En octobre 2023, citant la lettre de Thermo Fischer, Chris Smith et le sénateur démocrate Jeffrey Merkley, coprésident de la CECC, ont écrit au secrétaire d’État Antony Blinken, au secrétaire au commerce Gina Raimondo et à la secrétaire au Trésor Janet Yellen, demandant des contrôles à l’exportation des technologies utilisées pour la collecte massive de données biométriques au Tibet.

« Puisque si peu de garanties existe sur la manière dont l’ADN et d’autres données biométriques sensibles sont recueillies et utilisées en République populaire de Chine (RPC), nous craignons que le matériel de collecte et d’analyse biométrique ne permette des violations flagrantes des droits de l’homme, allant de la surveillance de masse coercitive aux prélèvements forcés d’organes », écrivent les deux législateurs.

Epoch Times a contacté Thermo Fisher pour commentaires.

Le gouvernement américain a sanctionné plusieurs filiales du groupe BGI pour avoir effectué des analyses génétiques pour le compte du régime chinois ces dernières années.

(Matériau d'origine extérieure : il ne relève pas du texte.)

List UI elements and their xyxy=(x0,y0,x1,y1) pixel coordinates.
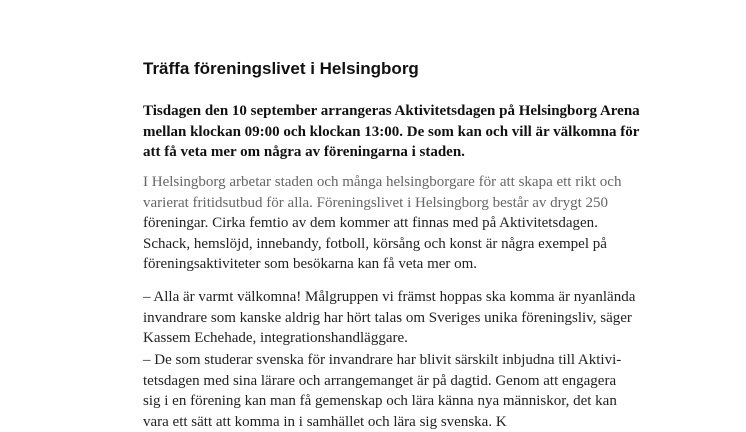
paragraph-line: föreningar. Cirka femtio av dem kommer att finnas med på Aktivitetsdagen. xyxy=(143,213,613,234)
article-lead xyxy=(143,101,613,163)
paragraph-line: – De som studerar svenska för invandrare har blivit särskilt inbjudna till Aktivi- xyxy=(143,350,613,371)
body-paragraph-2 xyxy=(143,287,613,349)
paragraph-line: föreningsaktiviteter som besökarna kan få veta mer om. xyxy=(143,254,613,275)
lead-line: mellan klockan 09:00 och klockan 13:00. De som kan och vill är välkomna för xyxy=(143,122,613,143)
paragraph-line: Kassem Echehade, integrationshandläggare. xyxy=(143,328,613,349)
paragraph-line: I Helsingborg arbetar staden och många helsingborgare för att skapa ett rikt och xyxy=(143,172,613,193)
paragraph-line: vara ett sätt att komma in i samhället och lära sig svenska. K xyxy=(143,412,613,432)
article-title: Träffa föreningslivet i Helsingborg xyxy=(143,58,419,80)
paragraph-line: sig i en förening kan man få gemenskap och lära känna nya människor, det kan xyxy=(143,391,613,412)
lead-line: att få veta mer om några av föreningarna i staden. xyxy=(143,142,613,163)
lead-line: Tisdagen den 10 september arrangeras Aktivitetsdagen på Helsingborg Arena xyxy=(143,101,613,122)
paragraph-line: invandrare som kanske aldrig har hört talas om Sveriges unika föreningsliv, säger xyxy=(143,308,613,329)
paragraph-line: tetsdagen med sina lärare och arrangemanget är på dagtid. Genom att engagera xyxy=(143,371,613,392)
paragraph-line: Schack, hemslöjd, innebandy, fotboll, körsång och konst är några exempel på xyxy=(143,234,613,255)
body-paragraph-3 xyxy=(143,350,613,432)
body-paragraph-1 xyxy=(143,172,613,275)
paragraph-line: varierat fritidsutbud för alla. Föreningslivet i Helsingborg består av drygt 250 xyxy=(143,193,613,214)
paragraph-line: – Alla är varmt välkomna! Målgruppen vi främst hoppas ska komma är nyanlända xyxy=(143,287,613,308)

Toutefois, l’entreprise a nié avoir été impliquée dans des violations des droits de l’homme à la suite des sanctions américaines de 2020.

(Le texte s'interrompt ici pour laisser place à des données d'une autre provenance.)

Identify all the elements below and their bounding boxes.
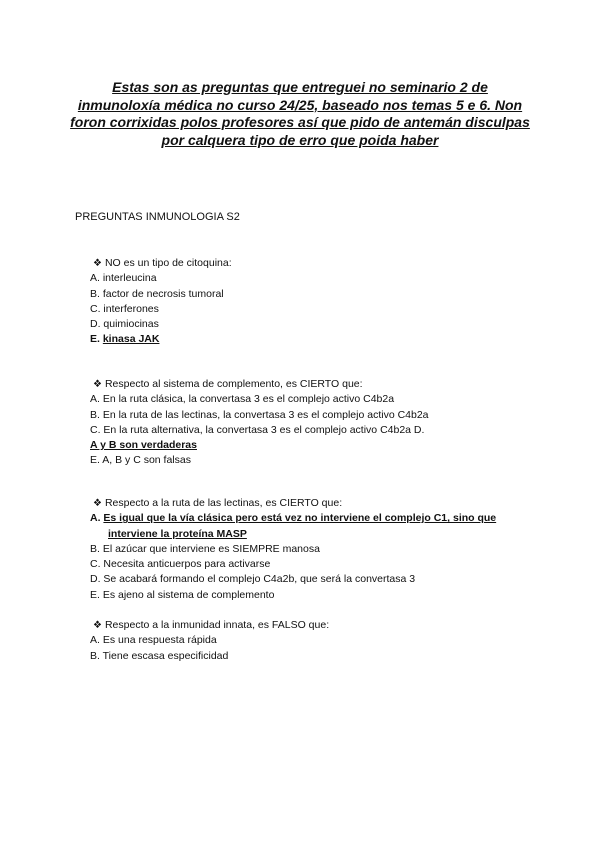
option-a: A. Es una respuesta rápida: [90, 634, 217, 647]
document-title: Estas son as preguntas que entreguei no seminario 2 de inmunoloxía médica no curso 24/25, baseado nos temas 5 e 6. Non foron corrixidas polos profesores así que pido de antemán disculpas por calquera tipo de erro que poida haber: [70, 79, 530, 148]
option-c: C. En la ruta alternativa, la convertasa 3 es el complejo activo C4b2a D.: [90, 423, 425, 436]
option-b: B. En la ruta de las lectinas, la convertasa 3 es el complejo activo C4b2a: [90, 408, 429, 421]
option-c: C. interferones: [90, 302, 159, 315]
option-c: C. Necesita anticuerpos para activarse: [90, 558, 271, 571]
section-title: PREGUNTAS INMUNOLOGIA S2: [75, 211, 240, 223]
question-3: [90, 496, 550, 603]
diamond-bullet-icon: ❖: [93, 258, 102, 269]
option-d-correct: A y B son verdaderas: [90, 439, 197, 452]
option-a-correct: A. Es igual que la vía clásica pero está vez no interviene el complejo C1, sino que interviene la proteína MASP: [90, 512, 497, 540]
diamond-bullet-icon: ❖: [93, 498, 102, 509]
question-stem: ❖ NO es un tipo de citoquina:: [93, 257, 232, 269]
diamond-bullet-icon: ❖: [93, 620, 102, 631]
option-a: A. En la ruta clásica, la convertasa 3 es el complejo activo C4b2a: [90, 393, 395, 406]
question-stem: ❖ Respecto a la ruta de las lectinas, es CIERTO que:: [93, 497, 343, 509]
option-d: D. Se acabará formando el complejo C4a2b, que será la convertasa 3: [90, 573, 416, 586]
option-e-correct: E. kinasa JAK: [90, 333, 160, 346]
option-b: B. El azúcar que interviene es SIEMPRE manosa: [90, 542, 320, 555]
question-4: [90, 618, 550, 664]
option-a: A. interleucina: [90, 272, 157, 285]
option-e: E. Es ajeno al sistema de complemento: [90, 588, 275, 601]
question-stem: ❖ Respecto a la inmunidad innata, es FALSO que:: [93, 619, 330, 631]
option-d: D. quimiocinas: [90, 318, 159, 331]
question-stem: ❖ Respecto al sistema de complemento, es CIERTO que:: [93, 378, 363, 390]
option-b: B. Tiene escasa especificidad: [90, 649, 229, 662]
question-2: [90, 377, 550, 469]
option-e: E. A, B y C son falsas: [90, 454, 191, 467]
diamond-bullet-icon: ❖: [93, 379, 102, 390]
question-1: [90, 256, 550, 348]
option-b: B. factor de necrosis tumoral: [90, 287, 224, 300]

En 2023, le directeur général de BGI, Zhao Lijian, a déclaré aux médias d’État chinois que son entreprise devait mener ses activités commerciales « conformément aux stratégies nationales du pays ». En 2021, Reuters a rapporté que, selon son enquête, le groupe BGI travaillait avec l’armée chinoise pour recueillir les données de millions de femmes par le biais de tests prénataux.

S’il est probable que ces entreprises « sont liées », Mme Mitalipova souligne qu’elles ne sont pas les seules complices.

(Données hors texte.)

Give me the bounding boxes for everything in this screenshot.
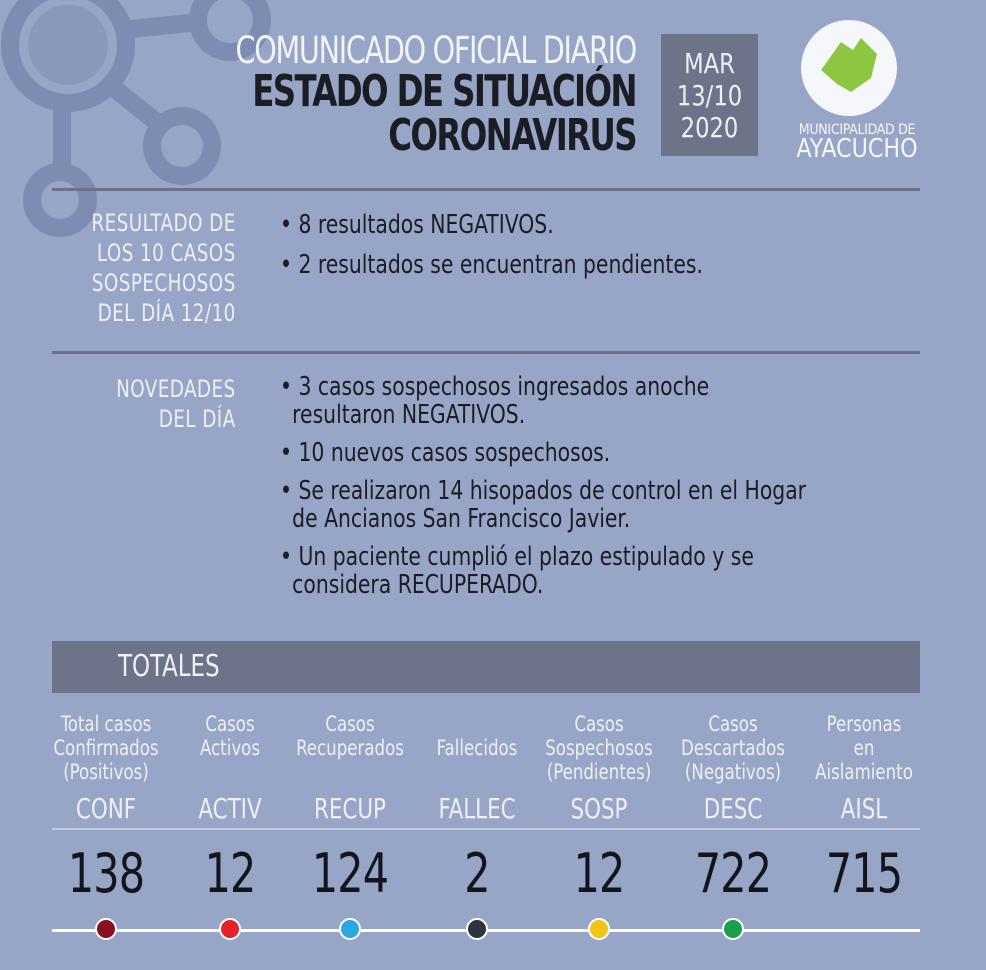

« Peut-être que sanctionner Thermo Fisher servira de leçon, mais, dans tous les cas, il doit y avoir un encadrement réglementaire », a-t-elle déclaré à Epoch Times.

M. Robertson a exhorté le Congrès à enquêter sur la complicité des hôpitaux chinois [dans le système de prélèvements d’organes forcés], notamment pour savoir s’ils ont bénéficié d’un financement fédéral par le biais d’une coopération avec des établissements américains.

« Les institutions bénéficiaires [de fonds fédéraux] devraient être invitées à rendre compte de leur niveau de surveillance vis-à-vis des sous-bénéficiaires [de ces fonds] potentiellement impliqués dans ces pratiques », a-t-il ajouté.

Dans une étude publiée en 2019 dans la revue scientifique BMC Medical Ethics, M. Robertson soupçonne la Chine d’avoir systématiquement falsifié les données relatives aux dons d’organes. Dans une étude ultérieure publiée dans l’American Journal of Transplantation en 2022, M. Robertson relève 71 articles en langue chinoise dans lesquels des médecins ont prélevé des cœurs et des poumons sur des personnes en vue d’une transplantation, sans effectuer de test de mort cérébrale préalable, indiquant que les patients ont été tués pendant le prélèvement de l’organe.